Subject: File No. S7-30-04
From: Gregg D Caplitz

August 9, 2004

I am affiliated with an SEC registered advisor. We now routinely see affluent clients approched by hedge funds, particularly elderly clients. We have had two clients give approximatly 8 million to a hedge fund. The hedge fund operator does not maintain client assets in a segregated account. The manager does not have errors and ommissions insurance. He cannot provide certified proof of his investment returns. Yet, he has convinced these investors, both over the age of 75 that he will make them wealthy. He has told one client that if he gives him the rest of his assets of approximatly 15,000,000 he will make him a billionaire.
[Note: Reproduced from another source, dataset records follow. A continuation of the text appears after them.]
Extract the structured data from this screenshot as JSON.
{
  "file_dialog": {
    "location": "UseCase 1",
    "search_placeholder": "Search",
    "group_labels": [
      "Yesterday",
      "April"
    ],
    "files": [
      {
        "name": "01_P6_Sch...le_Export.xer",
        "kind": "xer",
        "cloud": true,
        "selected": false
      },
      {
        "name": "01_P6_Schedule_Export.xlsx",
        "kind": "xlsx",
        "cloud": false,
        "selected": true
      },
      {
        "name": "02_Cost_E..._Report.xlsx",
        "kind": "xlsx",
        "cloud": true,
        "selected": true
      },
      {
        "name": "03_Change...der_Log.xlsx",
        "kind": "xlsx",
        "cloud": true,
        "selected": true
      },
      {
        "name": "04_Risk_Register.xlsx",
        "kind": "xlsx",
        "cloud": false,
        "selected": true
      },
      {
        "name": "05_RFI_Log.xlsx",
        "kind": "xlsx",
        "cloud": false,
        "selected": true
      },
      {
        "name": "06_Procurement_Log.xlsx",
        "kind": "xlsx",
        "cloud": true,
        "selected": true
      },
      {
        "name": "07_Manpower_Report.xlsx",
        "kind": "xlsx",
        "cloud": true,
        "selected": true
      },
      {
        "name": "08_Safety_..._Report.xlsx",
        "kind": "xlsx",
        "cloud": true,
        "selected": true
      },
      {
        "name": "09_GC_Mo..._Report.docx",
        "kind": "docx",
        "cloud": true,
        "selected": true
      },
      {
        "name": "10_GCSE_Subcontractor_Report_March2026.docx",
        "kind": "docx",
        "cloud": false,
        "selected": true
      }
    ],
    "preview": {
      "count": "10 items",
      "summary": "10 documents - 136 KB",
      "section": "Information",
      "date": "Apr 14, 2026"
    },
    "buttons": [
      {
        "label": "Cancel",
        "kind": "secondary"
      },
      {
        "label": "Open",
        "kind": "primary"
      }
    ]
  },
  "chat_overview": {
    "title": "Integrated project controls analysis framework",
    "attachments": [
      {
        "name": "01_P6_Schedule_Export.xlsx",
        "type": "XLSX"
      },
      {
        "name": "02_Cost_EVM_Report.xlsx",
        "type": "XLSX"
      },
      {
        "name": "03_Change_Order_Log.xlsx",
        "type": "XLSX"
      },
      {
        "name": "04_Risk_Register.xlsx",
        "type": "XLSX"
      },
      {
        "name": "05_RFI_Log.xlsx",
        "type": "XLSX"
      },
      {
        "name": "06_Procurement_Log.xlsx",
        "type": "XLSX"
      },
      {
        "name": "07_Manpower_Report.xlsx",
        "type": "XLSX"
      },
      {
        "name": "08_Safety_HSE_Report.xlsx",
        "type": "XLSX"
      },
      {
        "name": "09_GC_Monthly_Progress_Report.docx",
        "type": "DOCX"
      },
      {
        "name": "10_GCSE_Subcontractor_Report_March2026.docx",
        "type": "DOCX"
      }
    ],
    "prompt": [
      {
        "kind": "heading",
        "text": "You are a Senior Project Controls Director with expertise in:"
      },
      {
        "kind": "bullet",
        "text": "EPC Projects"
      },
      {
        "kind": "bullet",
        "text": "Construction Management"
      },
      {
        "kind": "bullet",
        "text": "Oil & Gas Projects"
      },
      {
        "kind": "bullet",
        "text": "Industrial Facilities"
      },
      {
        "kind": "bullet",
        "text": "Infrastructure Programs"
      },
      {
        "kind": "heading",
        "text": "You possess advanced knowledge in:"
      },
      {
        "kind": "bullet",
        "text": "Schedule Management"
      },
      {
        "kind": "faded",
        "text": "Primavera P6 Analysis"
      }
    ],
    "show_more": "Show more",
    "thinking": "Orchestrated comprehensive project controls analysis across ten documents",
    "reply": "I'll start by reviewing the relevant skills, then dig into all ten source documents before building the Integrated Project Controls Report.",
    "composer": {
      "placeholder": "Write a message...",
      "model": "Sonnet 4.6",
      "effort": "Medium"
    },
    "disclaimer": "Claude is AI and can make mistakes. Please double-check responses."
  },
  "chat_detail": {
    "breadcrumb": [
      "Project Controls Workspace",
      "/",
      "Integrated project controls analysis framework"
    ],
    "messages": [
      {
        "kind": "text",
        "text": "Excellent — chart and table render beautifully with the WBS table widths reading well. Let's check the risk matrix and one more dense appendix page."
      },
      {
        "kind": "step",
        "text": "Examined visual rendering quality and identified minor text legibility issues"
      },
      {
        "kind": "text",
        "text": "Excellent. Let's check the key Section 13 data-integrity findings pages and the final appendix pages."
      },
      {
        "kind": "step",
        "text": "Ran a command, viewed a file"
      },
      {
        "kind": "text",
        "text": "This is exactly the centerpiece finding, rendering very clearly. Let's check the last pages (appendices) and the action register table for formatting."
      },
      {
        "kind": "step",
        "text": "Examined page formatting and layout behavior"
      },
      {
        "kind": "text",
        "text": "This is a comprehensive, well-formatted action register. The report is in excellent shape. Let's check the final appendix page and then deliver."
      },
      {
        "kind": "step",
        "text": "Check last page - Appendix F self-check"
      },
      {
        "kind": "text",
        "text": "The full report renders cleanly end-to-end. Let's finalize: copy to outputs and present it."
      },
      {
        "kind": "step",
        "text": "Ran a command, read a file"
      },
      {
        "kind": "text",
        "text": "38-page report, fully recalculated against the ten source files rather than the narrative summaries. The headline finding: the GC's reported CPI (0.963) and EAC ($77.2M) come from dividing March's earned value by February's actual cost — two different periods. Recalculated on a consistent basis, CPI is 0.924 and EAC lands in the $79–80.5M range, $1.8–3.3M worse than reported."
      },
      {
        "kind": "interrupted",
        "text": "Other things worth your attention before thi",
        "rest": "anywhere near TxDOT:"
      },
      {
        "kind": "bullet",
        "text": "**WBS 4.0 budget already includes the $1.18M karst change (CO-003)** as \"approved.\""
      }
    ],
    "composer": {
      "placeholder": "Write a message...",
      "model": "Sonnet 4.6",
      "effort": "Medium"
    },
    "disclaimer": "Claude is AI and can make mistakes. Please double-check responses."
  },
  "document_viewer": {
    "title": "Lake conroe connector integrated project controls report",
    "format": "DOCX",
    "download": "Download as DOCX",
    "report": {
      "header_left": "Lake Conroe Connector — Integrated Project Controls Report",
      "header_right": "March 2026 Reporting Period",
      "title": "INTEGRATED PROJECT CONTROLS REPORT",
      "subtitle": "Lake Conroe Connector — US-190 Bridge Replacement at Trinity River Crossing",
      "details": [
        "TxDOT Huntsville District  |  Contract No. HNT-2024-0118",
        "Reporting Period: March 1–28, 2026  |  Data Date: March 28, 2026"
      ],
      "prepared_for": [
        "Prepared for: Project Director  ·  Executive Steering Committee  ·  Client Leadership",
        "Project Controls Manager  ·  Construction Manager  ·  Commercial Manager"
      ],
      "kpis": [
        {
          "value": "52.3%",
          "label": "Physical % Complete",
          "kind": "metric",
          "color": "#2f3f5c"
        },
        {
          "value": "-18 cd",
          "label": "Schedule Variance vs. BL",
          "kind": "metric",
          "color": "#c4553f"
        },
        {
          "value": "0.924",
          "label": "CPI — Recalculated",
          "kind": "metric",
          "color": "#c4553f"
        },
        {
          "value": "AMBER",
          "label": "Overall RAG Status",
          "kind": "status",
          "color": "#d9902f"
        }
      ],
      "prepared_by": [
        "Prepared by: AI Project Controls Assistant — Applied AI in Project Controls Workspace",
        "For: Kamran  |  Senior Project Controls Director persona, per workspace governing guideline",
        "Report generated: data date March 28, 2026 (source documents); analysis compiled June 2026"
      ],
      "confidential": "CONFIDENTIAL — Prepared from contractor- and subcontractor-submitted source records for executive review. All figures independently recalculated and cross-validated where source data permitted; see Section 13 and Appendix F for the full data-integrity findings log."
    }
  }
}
Hedge funds have no one monitoring their marketing activity. At one time, hedge funds were only offered to extremely wealthy and sophisticated investors who were, to a large part, capable of understanding the risk. Most hedge fund managers had lengthy track records at major investment firms. Today this is untrue. The manager of the hedge fund I discussed is a retired Naval officer whose only expertise was with computer programs. He created a trading program and then backtested the results. For this expertise investors pay 2 per year and 10 of profits along with trading cost. Our typical fee on acounts of that size is.34 and we incur trading costs. Hedge funds need to be subject to the same rules of disclosure as are RIAs. If the SEC is rightly concerned with fees and transparancy in the mutual fund arena how can they allow hedge funds to be totally unregulated. Regulation should and would protect these elderly investors from themselves. Hedge funds should be forced to maintain custodial accounts, have audited returns prepared by public accounting firms and meet the other normal standards for protecting client assets from fidelity risk. Clients can make informed decisions only if hedge fund operators have minimum disclosure requirements similar to non-public investment such as Reg D real estate and stock placement. Hedge funds should give potential investors an offering memorandum containing minimum disclosure of risks and track record as well as fee, costs and conflicts of interest. This does not happen today.